The Hatching (The Hatching #1)

“We don’t know what it is yet,” Alex said. She walked back to her seat. “As far as we can tell, it looks like a mine and a refinery and maintenance buildings because, well, it is a mine and a refinery and maintenance buildings. But there is plenty of space to hide a few offices and a small lab without raising any eyebrows. There’s no question there was something going on inside, out of sight of the satellites. If you look here, near the entrance of the mine,” she said, and flicked her fingers on the screen, zooming in until they could all see that what had appeared to be simply part of the building was actually a group of figures. Maybe two dozen in all. “Soldiers. Or something to that effect. You can see here and here, automatic weapons, but the thing that made us start thinking this might not be a military or research facility that we’d missed is what the soldiers are doing.”


“Their guns.” The president sat up and gestured toward the screen.

“Yep,” Alex said.

Manny didn’t see it. “What about them?”

Steph pointed hard at the screen. “They’ve got their guns aimed toward the building, not away from it. The soldiers aren’t trying to keep people out, they’re trying to keep people in.”

There was a buzz of voices in response to the president, but Manny saw that Alex wasn’t trying to speak yet. She was sitting up straight and looking around the room, and as she did so, Manny watched her and saw the way Alex seemed to be counting who was in the room. She was hesitating. Manny looked around the room and tried to figure out who she was seeing that made her not want to speak, and then, after a moment, he realized it wasn’t a single person, but the simple fact that there were too many people in the room. She looked at him and raised her eyebrows. Nobody else noticed, but he tilted his head toward the door and Alex nodded. Okay, Manny thought. She wanted the room cleared. He had to trust her.

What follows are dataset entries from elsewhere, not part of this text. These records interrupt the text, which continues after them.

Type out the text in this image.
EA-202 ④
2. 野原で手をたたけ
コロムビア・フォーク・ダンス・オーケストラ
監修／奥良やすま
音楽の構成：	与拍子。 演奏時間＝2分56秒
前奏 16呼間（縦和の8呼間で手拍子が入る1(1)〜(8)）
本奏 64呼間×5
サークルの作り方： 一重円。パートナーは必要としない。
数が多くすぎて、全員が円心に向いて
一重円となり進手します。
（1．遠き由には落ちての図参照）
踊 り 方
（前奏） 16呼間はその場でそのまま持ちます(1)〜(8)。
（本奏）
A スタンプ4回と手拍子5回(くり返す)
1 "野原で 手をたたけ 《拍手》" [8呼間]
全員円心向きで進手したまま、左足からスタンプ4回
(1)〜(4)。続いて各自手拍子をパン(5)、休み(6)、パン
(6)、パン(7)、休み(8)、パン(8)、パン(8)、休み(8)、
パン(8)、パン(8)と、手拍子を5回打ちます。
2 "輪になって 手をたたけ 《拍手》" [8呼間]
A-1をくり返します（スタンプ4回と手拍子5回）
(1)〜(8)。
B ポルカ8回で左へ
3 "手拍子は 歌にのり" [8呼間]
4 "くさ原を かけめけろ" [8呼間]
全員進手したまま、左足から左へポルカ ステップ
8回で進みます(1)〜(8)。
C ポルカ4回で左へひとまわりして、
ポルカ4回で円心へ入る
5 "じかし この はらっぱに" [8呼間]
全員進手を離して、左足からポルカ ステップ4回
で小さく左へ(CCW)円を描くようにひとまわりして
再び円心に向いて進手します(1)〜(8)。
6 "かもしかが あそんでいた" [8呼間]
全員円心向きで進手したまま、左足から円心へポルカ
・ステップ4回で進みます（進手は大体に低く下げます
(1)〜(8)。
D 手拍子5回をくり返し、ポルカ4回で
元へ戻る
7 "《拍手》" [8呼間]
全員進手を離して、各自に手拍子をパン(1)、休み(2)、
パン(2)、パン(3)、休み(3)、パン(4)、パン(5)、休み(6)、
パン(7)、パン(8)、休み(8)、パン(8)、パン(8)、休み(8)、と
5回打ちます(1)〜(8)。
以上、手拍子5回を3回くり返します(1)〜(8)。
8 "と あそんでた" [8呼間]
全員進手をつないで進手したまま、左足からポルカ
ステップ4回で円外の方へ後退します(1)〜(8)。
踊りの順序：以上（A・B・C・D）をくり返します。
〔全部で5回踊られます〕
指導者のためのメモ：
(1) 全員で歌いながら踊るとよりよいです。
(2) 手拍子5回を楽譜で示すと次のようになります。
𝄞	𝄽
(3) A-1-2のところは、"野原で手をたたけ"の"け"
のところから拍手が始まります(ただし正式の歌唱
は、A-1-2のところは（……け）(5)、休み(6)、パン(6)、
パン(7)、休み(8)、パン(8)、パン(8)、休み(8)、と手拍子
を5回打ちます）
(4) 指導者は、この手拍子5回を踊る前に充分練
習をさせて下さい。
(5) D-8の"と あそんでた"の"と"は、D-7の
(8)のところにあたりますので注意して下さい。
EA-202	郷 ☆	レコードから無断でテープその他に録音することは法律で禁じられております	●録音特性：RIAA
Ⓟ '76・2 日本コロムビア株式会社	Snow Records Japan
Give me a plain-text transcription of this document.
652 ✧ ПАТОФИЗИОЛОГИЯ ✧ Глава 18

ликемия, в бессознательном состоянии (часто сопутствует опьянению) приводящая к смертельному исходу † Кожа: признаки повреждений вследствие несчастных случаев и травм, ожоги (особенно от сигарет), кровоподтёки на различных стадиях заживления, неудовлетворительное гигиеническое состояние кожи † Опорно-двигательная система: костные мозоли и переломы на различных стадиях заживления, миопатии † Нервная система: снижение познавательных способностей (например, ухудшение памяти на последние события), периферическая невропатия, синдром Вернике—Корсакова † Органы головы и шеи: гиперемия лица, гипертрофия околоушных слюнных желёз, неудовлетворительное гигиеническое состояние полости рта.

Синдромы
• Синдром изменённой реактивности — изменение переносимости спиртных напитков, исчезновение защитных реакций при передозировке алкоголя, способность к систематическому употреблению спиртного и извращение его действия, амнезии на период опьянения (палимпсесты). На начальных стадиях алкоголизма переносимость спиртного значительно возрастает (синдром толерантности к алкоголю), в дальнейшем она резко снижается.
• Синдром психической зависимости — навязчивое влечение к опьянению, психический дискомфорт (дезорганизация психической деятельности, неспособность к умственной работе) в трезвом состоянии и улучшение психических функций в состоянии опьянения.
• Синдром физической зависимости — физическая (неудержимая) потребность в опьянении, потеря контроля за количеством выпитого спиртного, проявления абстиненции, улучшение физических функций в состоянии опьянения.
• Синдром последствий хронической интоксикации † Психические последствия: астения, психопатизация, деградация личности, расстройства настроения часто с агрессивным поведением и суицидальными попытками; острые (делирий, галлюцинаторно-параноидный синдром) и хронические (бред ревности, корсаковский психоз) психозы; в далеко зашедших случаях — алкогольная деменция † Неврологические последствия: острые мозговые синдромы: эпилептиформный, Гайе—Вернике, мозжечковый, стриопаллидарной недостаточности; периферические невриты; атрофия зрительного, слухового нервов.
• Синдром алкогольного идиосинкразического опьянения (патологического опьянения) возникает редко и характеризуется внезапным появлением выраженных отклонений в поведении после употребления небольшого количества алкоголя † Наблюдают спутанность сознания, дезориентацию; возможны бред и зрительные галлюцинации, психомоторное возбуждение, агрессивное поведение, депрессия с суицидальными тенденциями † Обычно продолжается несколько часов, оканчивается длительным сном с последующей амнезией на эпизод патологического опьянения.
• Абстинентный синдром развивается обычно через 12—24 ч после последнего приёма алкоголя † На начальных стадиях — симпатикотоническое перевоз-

He stood up and clapped his hands twice. The room quieted. Steph was looking at him with a smirk, but she’d missed the transaction between him and Alex. She thought he was just trying to quiet the room down.

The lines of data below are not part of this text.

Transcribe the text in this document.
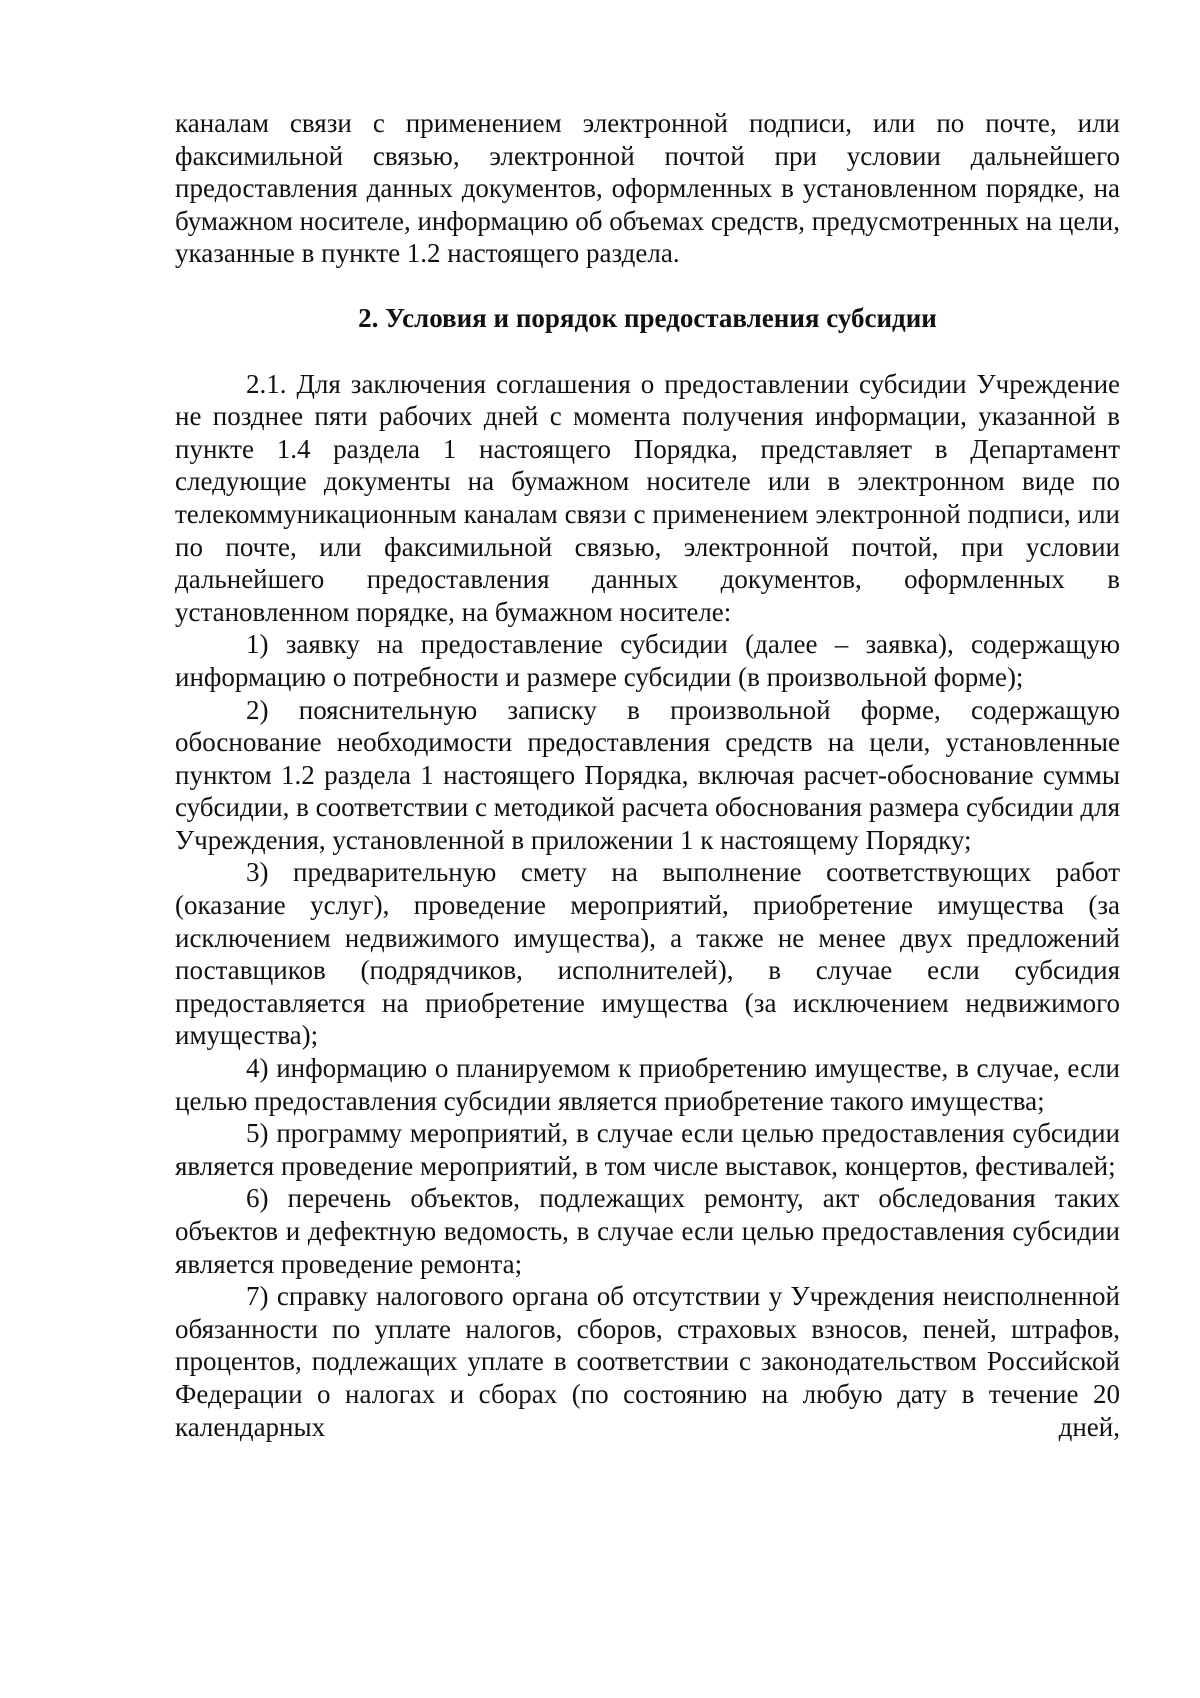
каналам связи с применением электронной подписи, или по почте, или факсимильной связью, электронной почтой при условии дальнейшего предоставления данных документов, оформленных в установленном порядке, на бумажном носителе, информацию об объемах средств, предусмотренных на цели, указанные в пункте 1.2 настоящего раздела.

2. Условия и порядок предоставления субсидии

2.1. Для заключения соглашения о предоставлении субсидии Учреждение не позднее пяти рабочих дней с момента получения информации, указанной в пункте 1.4 раздела 1 настоящего Порядка, представляет в Департамент следующие документы на бумажном носителе или в электронном виде по телекоммуникационным каналам связи с применением электронной подписи, или по почте, или факсимильной связью, электронной почтой, при условии дальнейшего предоставления данных документов, оформленных в установленном порядке, на бумажном носителе:

1) заявку на предоставление субсидии (далее – заявка), содержащую информацию о потребности и размере субсидии (в произвольной форме);

2) пояснительную записку в произвольной форме, содержащую обоснование необходимости предоставления средств на цели, установленные пунктом 1.2 раздела 1 настоящего Порядка, включая расчет-обоснование суммы субсидии, в соответствии с методикой расчета обоснования размера субсидии для Учреждения, установленной в приложении 1 к настоящему Порядку;

3) предварительную смету на выполнение соответствующих работ (оказание услуг), проведение мероприятий, приобретение имущества (за исключением недвижимого имущества), а также не менее двух предложений поставщиков (подрядчиков, исполнителей), в случае если субсидия предоставляется на приобретение имущества (за исключением недвижимого имущества);

4) информацию о планируемом к приобретению имуществе, в случае, если целью предоставления субсидии является приобретение такого имущества;

5) программу мероприятий, в случае если целью предоставления субсидии является проведение мероприятий, в том числе выставок, концертов, фестивалей;

6) перечень объектов, подлежащих ремонту, акт обследования таких объектов и дефектную ведомость, в случае если целью предоставления субсидии является проведение ремонта;

7) справку налогового органа об отсутствии у Учреждения неисполненной обязанности по уплате налогов, сборов, страховых взносов, пеней, штрафов, процентов, подлежащих уплате в соответствии с законодательством Российской Федерации о налогах и сборах (по состоянию на любую дату в течение 20 календарных дней,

“Everybody out. Billy, Ben, Alex, you stay; everybody else out.” He gave them only half a second to look confused before he yelled it. “Out! Get the fuck out of here!” The aides and staff scrambled, and suddenly it was just the president, the national security advisor, the chairman of the Joint Chiefs of Staff, and the secretary of defense, and all of them were staring at Manny and waiting for him to speak.

Alex looked at him calmly. Even if he didn’t actually know the specifics of why he’d done it, why he’d cleared the room, it was what Alex had been waiting for: whatever it was she was about to say, he’d been right that she hadn’t wanted to say it to everyone in the room. She turned to address Steph. Manny, just for a moment, thought that Alexandra Harris had arrived a generation too soon; she was somebody who could have held the presidency if she’d been born at the right time.

“Look, I don’t have anything here,” Manny said, “but Alex clearly does, and she can correct me if I’m wrong, but it is something she didn’t want to say in front of a crowd.” Everybody turned to look at Alex, and she didn’t correct Manny. “You all know me, and you know I don’t hold back, and if this was politics or whatever, fine, but the Chinese just dropped a nuclear fucking bomb. This is one of those ‘history is going to look back and judge us’ kinds of moments, and I, for one, think we better get it right. Or, maybe more importantly, we can’t afford to get it wrong. I have no clue what the deal is, but there is clearly something Alex knows that she needs to share with us but doesn’t exactly want to say.”

Steph cleared her throat. “Just tell me it isn’t zombies. Did you catch that asshole on the news saying there was a possibility that the nuke was to cover up a zombie outbreak?” Manny had watched the news with Steph and had actually been kind of amused at the earnestness of the commentators. He’d long ago gotten used to talking heads who made their livings bashing the administration. They were the ones who never seemed to let facts or journalism stand in their way. “I swear to God, if I hear the word ‘zombies’ out of anyone’s mouth, I’m ordering the Secret Service to take you out to the Rose Garden to have you summarily executed.” Ben Broussard and Billy Cannon both chuckled, but Alex’s expression didn’t change.

“Bugs,” Alex said. Her voice was soft.